From Sept.12 to Dec. 15, ATA staff programmed the equipment, enabled it on the Web, installed it on the school roof and assessed its functionality.
After demonstrating the weather station’s capabilities to ATA students, middle school teachers Karen Vack of Flat Rock and Jordan Creeekmore of Plymouth formed a meteorology club.
The weather station’s three dedicated wireless computer consoles let students gather weather data without going outside, and track data year-round.
The consoles store and graph weather data, and allow students to visualize weather data trends. Computers not captive to the weather station can also store and graphically display the data.
Vack’s students used homemade hydrometers Feb. 24 to measure the humidity inside and outside the school, and compared their data to the school’s weather station readings.
With weather reports easily available to students on their electronic devices, Vack said understanding the science behind it helps students understand how meteorologists forecast weather.
“If you understand the background of it, and you understand where you get some of these things, and how they might work,” Vack said, “you have a better understanding overall of how to predict your weather in the future. These future meteorologists will be able to understand what’s here.”
Jesus Sanchez, 12, of Detroit, sees himself as future meteorologist.
“I’m really interested in weather and I want to learn how to predict it,” Sanchez said. “I like how the clouds form. It is just weird and amazing at the same time.”
Sanchez said he and other aspiring student meteorologists made barometers and thermometers, which help students understand the science behind weather forecasting.

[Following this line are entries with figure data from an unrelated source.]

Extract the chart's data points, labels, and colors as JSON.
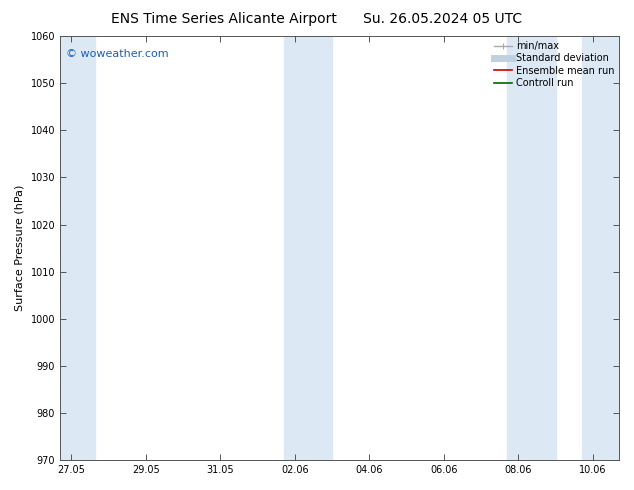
{
  "title_left": "ENS Time Series Alicante Airport",
  "title_right": "Su. 26.05.2024 05 UTC",
  "ylabel": "Surface Pressure (hPa)",
  "ylim": [
    970,
    1060
  ],
  "yticks": [
    970,
    980,
    990,
    1000,
    1010,
    1020,
    1030,
    1040,
    1050,
    1060
  ],
  "xtick_labels": [
    "27.05",
    "29.05",
    "31.05",
    "02.06",
    "04.06",
    "06.06",
    "08.06",
    "10.06"
  ],
  "xtick_positions": [
    0,
    2,
    4,
    6,
    8,
    10,
    12,
    14
  ],
  "xlim": [
    -0.3,
    14.7
  ],
  "background_color": "#ffffff",
  "shaded_color": "#dce9f5",
  "watermark": "© woweather.com",
  "watermark_color": "#1a5fb4",
  "legend_items": [
    {
      "label": "min/max",
      "color": "#aaaaaa",
      "lw": 1.0,
      "style": "solid"
    },
    {
      "label": "Standard deviation",
      "color": "#c0d0e0",
      "lw": 5,
      "style": "solid"
    },
    {
      "label": "Ensemble mean run",
      "color": "#cc0000",
      "lw": 1.2,
      "style": "solid"
    },
    {
      "label": "Controll run",
      "color": "#006600",
      "lw": 1.2,
      "style": "solid"
    }
  ],
  "shaded_bands": [
    {
      "x_start": -0.3,
      "x_end": 0.65
    },
    {
      "x_start": 5.7,
      "x_end": 7.0
    },
    {
      "x_start": 11.7,
      "x_end": 13.0
    },
    {
      "x_start": 13.7,
      "x_end": 14.7
    }
  ],
  "title_fontsize": 10,
  "axis_label_fontsize": 8,
  "tick_fontsize": 7,
  "legend_fontsize": 7,
  "watermark_fontsize": 8,
  "figsize": [
    6.34,
    4.9
  ],
  "dpi": 100
}
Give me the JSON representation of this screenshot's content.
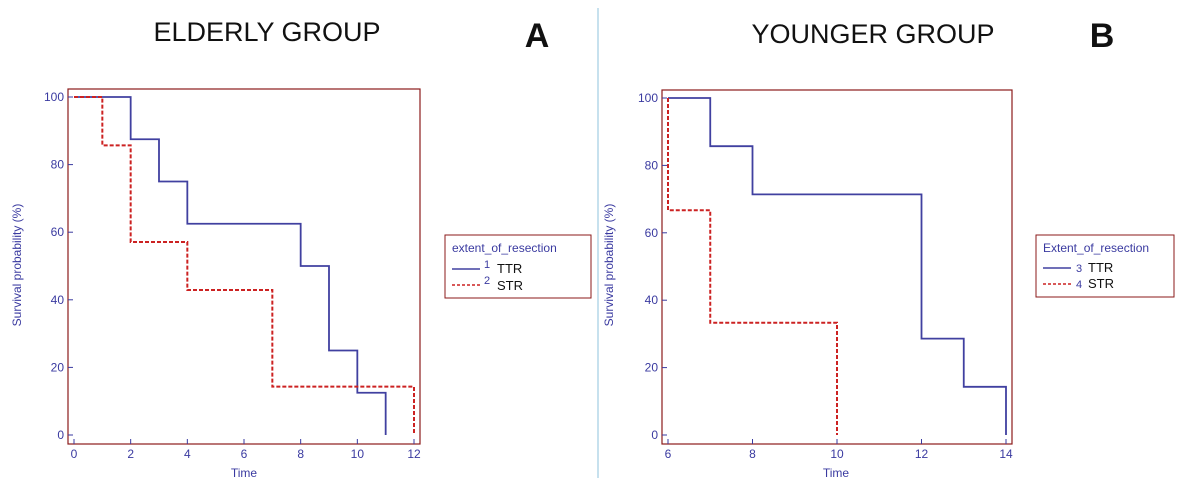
{
  "panels": [
    {
      "title": "ELDERLY GROUP",
      "letter": "A",
      "legend": {
        "title": "extent_of_resection",
        "entries": [
          {
            "code": "1",
            "name": "TTR"
          },
          {
            "code": "2",
            "name": "STR"
          }
        ]
      }
    },
    {
      "title": "YOUNGER GROUP",
      "letter": "B",
      "legend": {
        "title": "Extent_of_resection",
        "entries": [
          {
            "code": "3",
            "name": "TTR"
          },
          {
            "code": "4",
            "name": "STR"
          }
        ]
      }
    }
  ],
  "colors": {
    "frame": "#8b1a1a",
    "axis_text": "#3a3aa0",
    "ttr": "#4040a0",
    "str": "#cc2222",
    "divider": "#8fc3dd"
  },
  "chart_data": [
    {
      "type": "line",
      "step": true,
      "title": "ELDERLY GROUP",
      "xlabel": "Time",
      "ylabel": "Survival probability (%)",
      "xlim": [
        0,
        12
      ],
      "ylim": [
        0,
        100
      ],
      "xticks": [
        0,
        2,
        4,
        6,
        8,
        10,
        12
      ],
      "yticks": [
        0,
        20,
        40,
        60,
        80,
        100
      ],
      "grid": false,
      "legend_position": "right",
      "series": [
        {
          "name": "TTR",
          "code": "1",
          "style": "solid",
          "x": [
            0,
            2,
            3,
            4,
            8,
            9,
            10,
            11
          ],
          "y": [
            100,
            87.5,
            75,
            62.5,
            50,
            25,
            12.5,
            0
          ]
        },
        {
          "name": "STR",
          "code": "2",
          "style": "dashed",
          "x": [
            0,
            1,
            2,
            4,
            7,
            12
          ],
          "y": [
            100,
            85.7,
            57.1,
            42.9,
            14.3,
            0
          ]
        }
      ]
    },
    {
      "type": "line",
      "step": true,
      "title": "YOUNGER GROUP",
      "xlabel": "Time",
      "ylabel": "Survival probability (%)",
      "xlim": [
        6,
        14
      ],
      "ylim": [
        0,
        100
      ],
      "xticks": [
        6,
        8,
        10,
        12,
        14
      ],
      "yticks": [
        0,
        20,
        40,
        60,
        80,
        100
      ],
      "grid": false,
      "legend_position": "right",
      "series": [
        {
          "name": "TTR",
          "code": "3",
          "style": "solid",
          "x": [
            6,
            7,
            8,
            12,
            13,
            14
          ],
          "y": [
            100,
            85.7,
            71.4,
            28.6,
            14.3,
            0
          ]
        },
        {
          "name": "STR",
          "code": "4",
          "style": "dashed",
          "x": [
            6,
            7,
            10
          ],
          "y": [
            66.7,
            33.3,
            0
          ]
        }
      ]
    }
  ]
}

Christina Hall, 12, of Detroit said she joined the meteorology club because she is good at science, and she thinks it is interesting to learn something like weather prediction that few of her peers understand.
Weather channels on television sparked an interest in weather forecasting in Derrick Hardy, 13, of Detroit. He said he would like to be able to look at the sky and understand more about impending weather than the average person.
Hardy said he also likes making weather-measuring instruments, and hopes someday to be able to travel to storms to take measurements right at the source of the meteorological action.
Andrea Villafan, 12, of Detroit said he she likes learning about the weather and the conditions that precede changes in temperature, adding that she is eager for warmer temperatures to return.
“We do many experiments to predict the weather and temperature,” Villafan said. “The equipment that we make is usually to predict the weather, so sometimes we use it to predict the temperature, and sometimes the temperature can tell us how the next day will be, and how cold it will be.”
Villafan said studying weather is interesting.
“It is very fun, and we do a bunch of experiments,” Villafan said.
Vack said she likes that the weather station, which measures wind speed and direction, rainfall, barometric pressure, ultra-violet rays, solar radiation, temperature, sunrise, and sunset lets students see the raw data that typically only forecasters get to see.
“You know what? We are looking at these graphs, and it is really nice,” Vack said. “The kids get to see what the meteorologists get to see. Most schools do not have their own weather station.”
Knowing the background and scientific explanations for weather forecasting provide students with lasting knowledge, Vack said.
“In this case, hopefully they will know things for their life that they can pass on to their children,” Vack said. “And maybe, if they are interested in it, they can go beyond and be a meteorologist. It gives them an opportunity to see if this is a profession they would like.